Evacuated air passengers are being ferried onto buses and are being driven to a ‘crisis centre’ away from the airport. Women and children are being moved first.
Sky News Middle East correspondent Alex Rossi, who was at the airport en route for Tel Aviv, told the channel: ‘I could feel the buildings move.’
The incident came as the Belgian capital was on a state of high alert following the arrest of Paris terror attack suspect Salah Abdeslam in the city last week.
Belgium’s Interior Minister, Jan Jambon, said the country was on high alert for a possible revenge attack following the capture of 26-year-old Salah Abdeslam in a flat in Brussels on Friday.
‘We know that stopping one cell can … push others into action. We are aware of it in this case,’ he told public radio. 

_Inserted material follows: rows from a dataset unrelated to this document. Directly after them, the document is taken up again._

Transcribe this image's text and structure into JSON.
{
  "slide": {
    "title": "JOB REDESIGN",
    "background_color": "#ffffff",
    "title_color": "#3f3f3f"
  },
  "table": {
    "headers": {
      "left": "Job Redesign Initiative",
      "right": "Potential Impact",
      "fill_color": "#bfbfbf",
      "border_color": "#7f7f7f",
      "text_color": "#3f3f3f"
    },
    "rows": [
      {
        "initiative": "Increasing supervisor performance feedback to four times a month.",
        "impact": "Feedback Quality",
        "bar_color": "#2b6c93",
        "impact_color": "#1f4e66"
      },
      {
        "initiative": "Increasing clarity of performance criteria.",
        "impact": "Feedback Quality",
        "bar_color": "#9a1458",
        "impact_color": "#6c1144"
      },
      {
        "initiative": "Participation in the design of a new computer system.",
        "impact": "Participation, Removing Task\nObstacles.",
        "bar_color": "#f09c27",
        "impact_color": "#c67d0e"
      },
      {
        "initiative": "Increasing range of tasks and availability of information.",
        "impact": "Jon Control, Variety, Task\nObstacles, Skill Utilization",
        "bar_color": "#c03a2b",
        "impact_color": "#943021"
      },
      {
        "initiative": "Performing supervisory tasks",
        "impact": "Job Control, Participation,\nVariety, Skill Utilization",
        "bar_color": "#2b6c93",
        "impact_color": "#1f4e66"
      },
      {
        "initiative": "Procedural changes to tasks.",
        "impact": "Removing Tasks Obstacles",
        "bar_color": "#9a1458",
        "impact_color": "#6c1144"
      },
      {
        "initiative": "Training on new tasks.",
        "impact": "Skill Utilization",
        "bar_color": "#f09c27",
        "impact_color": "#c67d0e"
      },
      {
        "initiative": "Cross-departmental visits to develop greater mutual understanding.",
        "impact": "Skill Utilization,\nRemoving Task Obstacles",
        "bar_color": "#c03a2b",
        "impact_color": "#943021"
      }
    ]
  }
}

Brussels is on high alert following the capture last Friday of Salah Abdeslam, the most-wanted man in Europe, in the Molenbeek neighbourhood of the city after a four-month search.
Just yesterday Belgium’s Interior Minister Jan Jambon said the country was braced for a possible revenge attack following the capture of 26-year-old Abdeslam.
France is seeking Abdeslam’s extradition so he can stand trial for his alleged role in the November 13 rampage of gunfire and suicide bombings that killed 130 people in Paris.